For best results, it might be better to keep track of whether the pump is on, so you only change it when necessary, but what you have will work anyway.

@wild Whew. You know I spent a lot of time trying to figure this out. Eventually I figured it out. Regarding testing, I basically did what you suggested except I blew into the HDT11, setting the lower threshold right at the room temp being reported by the sensor. The upper threshold I put at about 82. The red light comes on as expected upon power up. When I breathe into the sensor a little at a time I can raise the temp gradually. As the temp creeps up the red light stays on until the upper threshold is met, when the green light goes on. You can then watch the temp fall on the serial monitor and see that when it returns to the low threshold, room temp in this case, the red light comes back on.

For best results, it might be better to keep track of whether the pump is on, so you only change it when necessary, but what you have will work anyway.

If you have a minute, can you elaborate on the above. I didn't understand.

Thank you for the help. Happy holidays.

The pin that controls the pump is set low by your program every time through loop(), even if it's already low. Sort of like standing at a light switch and turning it on, turning it on, turning it on, turning it on... That's unnecessary but harmless. If you keep track of the pump state using a variable, you can elect to actually digitalWrite() the pin if, and only if, the pump state changes.

@aarg Can you show me where this is happening in the code? I looked but couldn't see where I was setting the pin low every time through the loop. Sorry but I'm very new to all of this.

tperry724:
@aarg Can you show me where this is happening in the code? I looked but couldn’t see where I was setting the pin low every time through the loop.
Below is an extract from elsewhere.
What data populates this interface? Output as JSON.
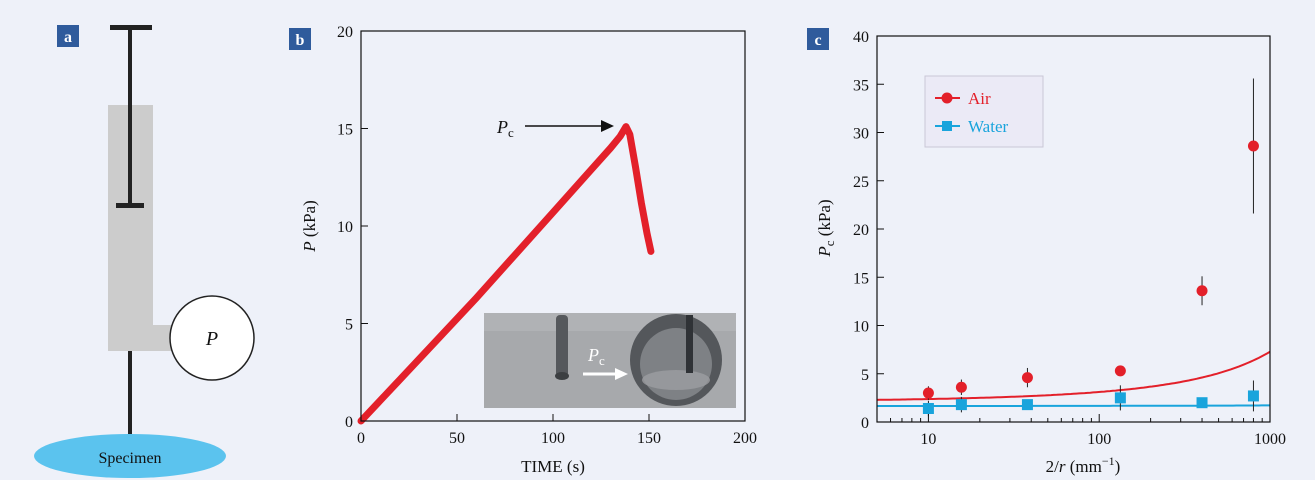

Sorry but I’m very new to all of this.

void loop()  // loop repeats many times a second
{
  humidity = DHTT.readHumidity();
  tempC = DHTT.readTemperature();
  tempF = DHTT.readTemperature(true);
 
  if (tempF <= lowerThresholdTemp )  // suppose this condition is true for a few minutes - plausible.
  {
    digitalWrite(greenLed, LOW);
    digitalWrite(redLed, HIGH);  // then this happens every time loop() executes, see first line

So I just keep writing the redLed pin high, each time through the loop, even though the pin is already high from the last time through? Sorry for being such a blockhead. I didn't see where I set the redLed pin low.

It has an LCD screen now.

it couldn't be that easy. Could it?

Yes, it can be that easy

You can see why I suggested using hysteresis

tperry724:
If you have a minute, can you elaborate on the above. I didn't understand.

Aarg has already covered the specifics. What you have will work fine at the moment, but developers would refer to it as 'dirty', meaning that your code is doing unnecessary work and that it may bite you in the rear later.

Perhaps you decide that you would like to record when the pump comes on. The obvious place to do that would be just after the digitalWrite but in fact the time presented will be the last time you 'turned the pump on' again, not when it actually started pumping.

So you've left a place in your sketch to fit a bug into later. With (lots of) experience, seeing something like that in your code will make you uneasy about it, even if it doesn't matter now.